I like the idea of expanding to other genres. Expansion can help a community thrive -- but only, I think, if it's managed correctly.

Most of us who belong to Critters write science fiction, fantasy, or horror. Having expertise and experience within those genres usually means the critiques are going to be more insightful. I know that when I ask my non-science fiction friends to critique my manuscripts, I get some good feedback. But I get that same kind of feedback, plus genre-specific feedback, from Critters. I'd really like to preserve that benefit.

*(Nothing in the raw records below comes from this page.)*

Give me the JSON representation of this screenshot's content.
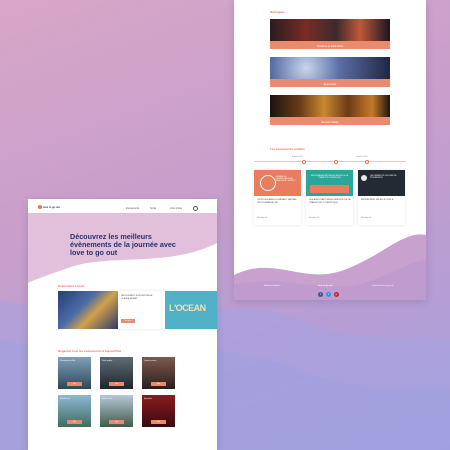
{
  "brand": {
    "logo_text": "love to go out",
    "accent": "#e8735c",
    "navy": "#27336b"
  },
  "right_page": {
    "section_title": "Rubriques",
    "banners": [
      {
        "label": "Tourisme et Patrimoine"
      },
      {
        "label": "Spectacles"
      },
      {
        "label": "Bonnes Tables"
      }
    ],
    "events_title": "Les événements publiés",
    "timeline": [
      "Aujourd'hui",
      "Demain",
      "Mardi 12/05"
    ],
    "cards": [
      {
        "img_text": "SEMAINE DE SENSIBILISATION AU HANDICAP A L'HERAULT",
        "title": "L'ÉTÉ DES AMIS DU HÉRAUT NATURE PHOTOGRAPHIQUE",
        "meta": "Monday 4th"
      },
      {
        "img_text": "DES ÉCHANGES MÉTIERS AU SERVICE DE LA TRANSITION TOURISTIQUE",
        "title": "LES ASSOCIATIONS AU SERVICE DE LA TRANSITION TOURISTIQUE",
        "meta": "Monday 4th"
      },
      {
        "img_text": "L'ACCESSIBILITÉ, UN LEVIER DE PROGRESSION",
        "title": "ENTREPRISE: ENJEU ET RÔLE",
        "meta": "Monday 4th"
      }
    ],
    "footer": {
      "left": "Mentions légales",
      "center": "love to go out",
      "right": "Contact love to go out"
    },
    "social": [
      {
        "icon": "facebook-icon",
        "glyph": "f",
        "color": "#3b5998"
      },
      {
        "icon": "twitter-icon",
        "glyph": "t",
        "color": "#1da1f2"
      },
      {
        "icon": "pinterest-icon",
        "glyph": "p",
        "color": "#cb2027"
      }
    ]
  },
  "left_page": {
    "nav": [
      "Evénements",
      "Sortie",
      "Vous inviter"
    ],
    "hero_title": "Découvrez les meilleurs évènements de la journée avec love to go out",
    "featured_title": "Évènement à venir",
    "featured_card": {
      "title": "DÉCOUVREZ L'EXPOSITION DE CLAUDE MONET",
      "button": "Voir plus"
    },
    "ocean_text": "L'OCEAN",
    "grid_title": "Regarder tous les évènements d'aujourd'hui",
    "grid_buttons": [
      "Voir",
      "Voir",
      "Voir",
      "Voir",
      "Voir",
      "Voir"
    ],
    "grid_captions": [
      "Promenade en Mer",
      "Visite guidée",
      "Quartier ancien",
      "Bord de mer",
      "Nature et lac",
      "Spectacle"
    ]
  }
}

I suggest we expand slowly. Maybe pick a couple of genres that are either related to speculative fiction or that is often associated with it (maybe mystery, for example). Build that community; watch its impact on the existing community; make sure the expansion doesn't hurt what we already have.

Then, at a similar pace, add other genres.

For me, preserving the spirit of the community and the high qualify of the critiques is absolutely essential.

I'd keep the point system consistent across all genres. For acknowledgements, I'd tend to announce them to the whole community, but I'd break them down by genre.

I'm really hesitant about adding art. Visual art is wildly different from prose or poetry (at least, in my experience). I don't see how those disciplines would easily merge, though that might just be a lack of vision on my part.

I'd keep the discussion areas separate, but united via a common entry point.

Thanks for asking for input. Good luck on the expansion!